Cet amendement vise à supprimer la possibilité pour le Gouvernement de déposer à tout moment des amendements en commission.
Dans Le Prince, jusqu’au chapitre XV, Machiavel montre dans quelles conditions le pouvoir s’acquiert ou se conserve dans les principautés. Plus que dans les républiques, il dépend des vertus propres du gouvernant. Par « vertus », il faut ici entendre les capacités d’exercice de la décision, qu’elles soient morales ou non.
Laisser au Gouvernement la possibilité, en droit, de déposer à tout moment des amendements lors de l’examen en commission, c’est vouloir faire reposer bien grande conséquence sur les vertus de nos gouvernants…
Comme pour le dépôt illimité en séance publique, que nous contestions au travers de l’amendement n° 46 rectifié, nous estimons que l’examen d’un texte est un exercice démocratique qui ne peut souffrir d’un tel déséquilibre, surtout lorsqu’on connaît la disproportion de moyens entre la majorité et l’opposition : entre les 1, 9 million de fonctionnaires susceptibles, dans les ministères, de contribuer à l’élaboration des textes, auxquels il faut ajouter les 324 collaborateurs des cabinets ministériels – un effectif qui ne cesse de repartir à la hausse –, le décalage est criant.
Au-delà des moyens matériels, le décalage repose aussi sur le modelage de l’ordre du jour par le Gouvernement et sur les outils constitutionnels qui permettent d’en accroître la portée, ainsi que sur le temps de parole incroyablement élevé dont il peut se prévaloir.

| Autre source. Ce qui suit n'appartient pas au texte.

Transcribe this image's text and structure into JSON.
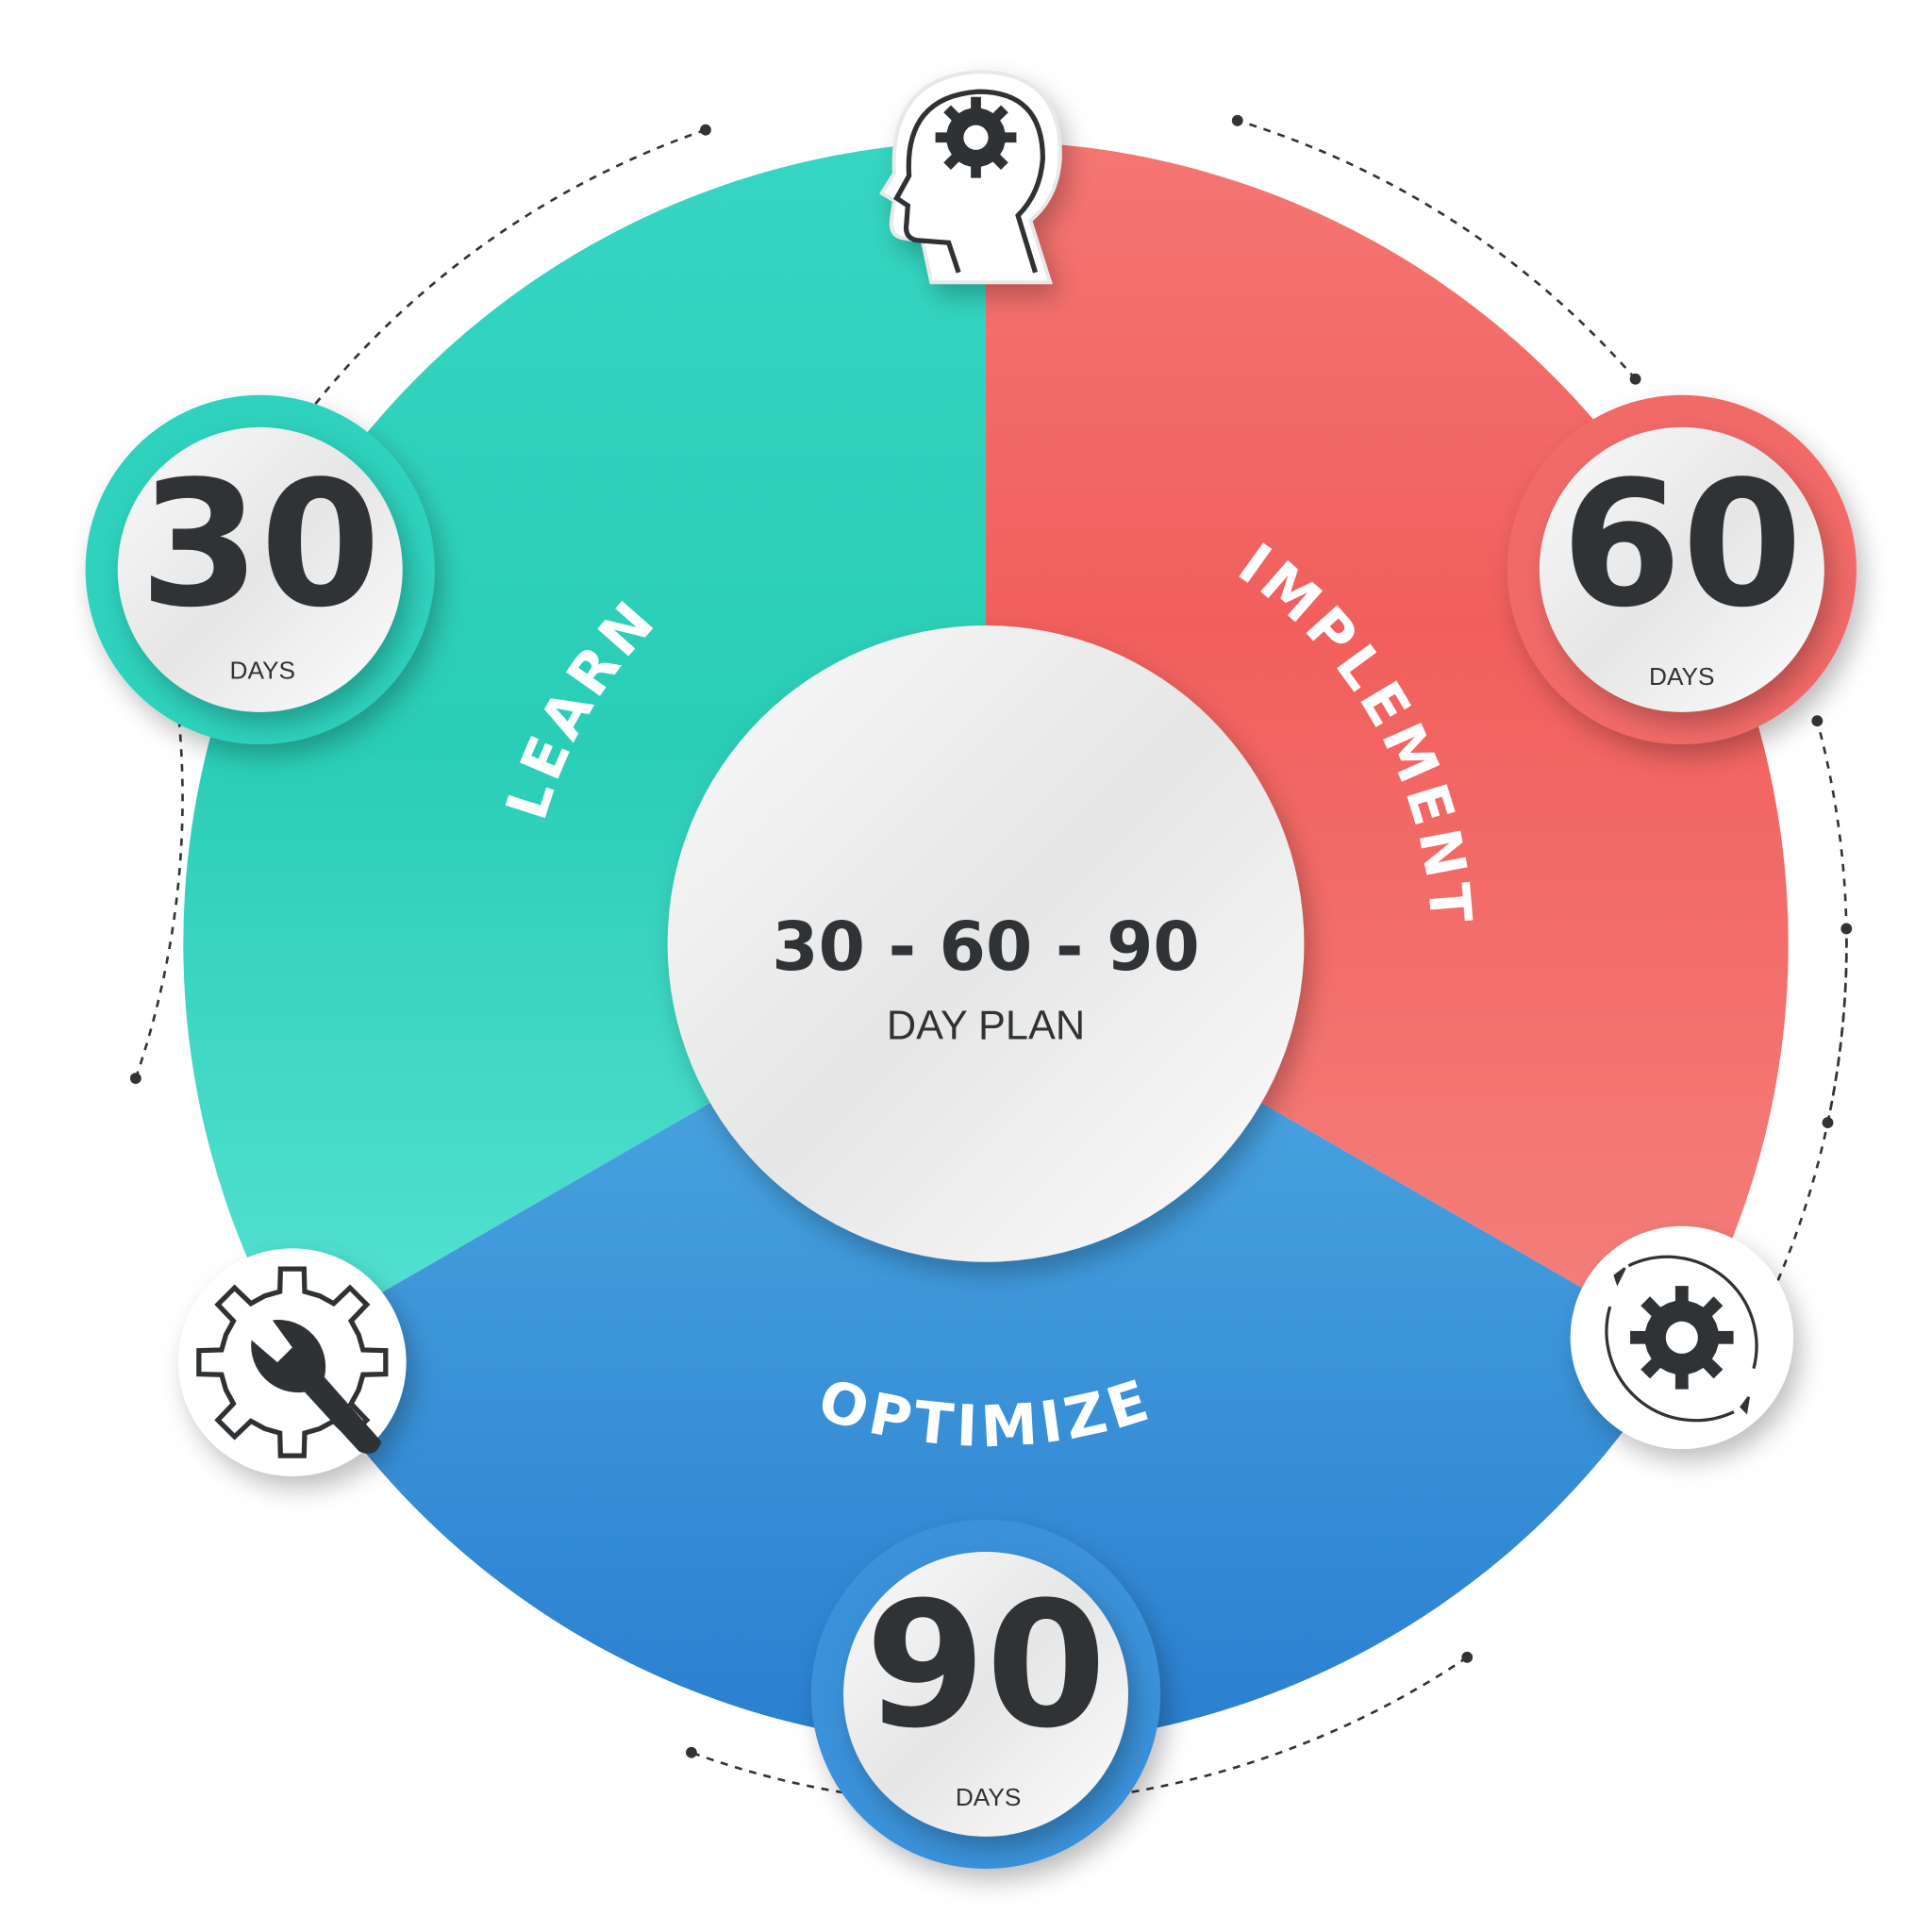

Il est pourtant des avantages dont les puissants n’ont pas besoin. Même lorsqu’ils sont maigres, ces privilèges, injustes, suscitent de la frustration. La volonté des gouvernants s’impose ainsi aux gouvernés et à leurs représentants, bien loin des yeux de nos concitoyennes et concitoyens, sans que ces derniers puissent les contester ou les discuter…
Nous nous trouvons ainsi pris dans un flot législatif, avec des salves d’amendements qui tombent au dernier moment sans aucun autre motif que la précipitation, voire l’actualité médiatique. Il est impératif que le Gouvernement attende la navette pour introduire de nouvelles propositions ou, a minima, qu’il respecte les règles communes de dépôt en commission et en séance.